PSMA crying foul over sugar imports

Published March 31, 2010 Updated March 31, 2010 12:00am

Just when one thought the bitter sugar crisis was over, Pakistan Sugar Mills Association (PSMA) came out in the open, inviting a fresh debate en masse. This time around it is the massive fall in international sugar prices that has sent panic vibes amongst the millers, asking the government to impose 35 percent duty on imported sugar.
Time and again, the sugar millers based their arguments of higher domestic prices on robust international sugar price - emphasizing that things cannot be seen on a stand-alone basis.

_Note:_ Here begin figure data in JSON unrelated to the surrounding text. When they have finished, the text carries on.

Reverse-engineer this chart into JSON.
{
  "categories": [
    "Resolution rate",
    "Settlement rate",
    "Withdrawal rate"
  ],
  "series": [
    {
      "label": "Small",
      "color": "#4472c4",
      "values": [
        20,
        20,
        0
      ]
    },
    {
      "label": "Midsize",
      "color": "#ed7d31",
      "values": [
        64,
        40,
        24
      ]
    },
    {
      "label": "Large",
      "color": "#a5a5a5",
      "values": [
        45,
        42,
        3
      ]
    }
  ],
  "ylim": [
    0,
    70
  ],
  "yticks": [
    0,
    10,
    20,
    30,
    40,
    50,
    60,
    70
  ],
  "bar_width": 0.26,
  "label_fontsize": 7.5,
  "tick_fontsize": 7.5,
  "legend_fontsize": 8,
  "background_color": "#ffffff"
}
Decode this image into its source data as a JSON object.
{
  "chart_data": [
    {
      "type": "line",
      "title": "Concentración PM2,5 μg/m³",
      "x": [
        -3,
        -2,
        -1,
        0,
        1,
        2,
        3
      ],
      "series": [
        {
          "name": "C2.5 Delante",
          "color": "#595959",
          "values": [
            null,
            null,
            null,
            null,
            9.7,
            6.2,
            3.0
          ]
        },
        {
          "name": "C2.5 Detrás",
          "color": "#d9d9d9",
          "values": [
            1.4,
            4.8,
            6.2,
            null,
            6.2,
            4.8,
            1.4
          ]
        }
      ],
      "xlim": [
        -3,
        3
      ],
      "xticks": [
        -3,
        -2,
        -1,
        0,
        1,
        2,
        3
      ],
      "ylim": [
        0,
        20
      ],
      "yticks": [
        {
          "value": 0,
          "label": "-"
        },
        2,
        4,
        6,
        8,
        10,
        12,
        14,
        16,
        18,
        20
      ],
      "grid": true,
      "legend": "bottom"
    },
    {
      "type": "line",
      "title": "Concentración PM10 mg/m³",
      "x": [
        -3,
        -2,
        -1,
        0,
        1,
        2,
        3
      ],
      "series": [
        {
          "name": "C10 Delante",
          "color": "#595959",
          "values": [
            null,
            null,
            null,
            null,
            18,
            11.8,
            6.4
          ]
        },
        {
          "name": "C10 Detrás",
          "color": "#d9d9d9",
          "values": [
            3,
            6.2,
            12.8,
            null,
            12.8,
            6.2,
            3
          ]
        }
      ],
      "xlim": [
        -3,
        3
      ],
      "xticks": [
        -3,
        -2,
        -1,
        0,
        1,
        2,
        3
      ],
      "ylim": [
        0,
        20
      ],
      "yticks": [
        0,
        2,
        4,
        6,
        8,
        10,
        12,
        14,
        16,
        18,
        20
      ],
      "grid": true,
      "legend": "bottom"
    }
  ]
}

But the last two months have forced the millers to rethink their stance of drawing comparisons with the international commodity prices, as sugar prices have fallen drastically from $769/ton in February to $486/ton this week.
The expensive price of sugar in international market in the past had provided a cushion to the local millers, enabling them to charge much higher prices from the end consumer, given the unviable price of imported sugar.
But now, nature has blessed the countrymen to be able to purchase sugar at much cheaper rates if imports are allowed.
Simple mathematics reveals that sugar imports at current international rate would cost around Rs43-45/kg depending on the origin of imports. The sweetener is currently available at much higher rates varying from Rs62/kg to Rs70/kg in the retail market.
Allowing commercial imports would naturally force local millers to cut down their prices to compete with the imported sugar - which is why they are demanding the government to impose a heavy import duty.
However, the argument of shielding local millers form cheap imports lacks justification, as in the times of relatively higher international sugar prices they had exploited the situation with industry profits quadrupling during the last quarter of FY09.
Another argument touted by PSMA is that allowing the imports would result in losses to the millers who in turn would not be able to pay back the growers.
The representative association of sugar cane growers, however, does not seem to buy this reason, as they believe that most of the farmers have already received their dues and it is just one of PSMAs tricks to play foul using the name of the growers.
The association also negates PSMAs views that the millers bought the cane at an average rate of Rs200/maund, deeming it an exaggerated rate. Even if the millers did procure cane at such high rates as claimed by PSMA, it does not provide justification to disallow imports or impose such heavy import duties.
PSMAs plea goes against the very nature of the free market mechanism, which carries risks as well. No business in a competitive market comes risk-free. Surely, it would not be an easy task for the PSMA to get the verdict in their favour as certain associations are preparing to appeal in the Supreme Court if the duty is imposed.
The consumers may want to delay their sugar purchases for a while and wait for the imports to arrive. However, there are fears whether the strong lobby of about 78 millers would give this up easily - especially when the Competition Commission is not around.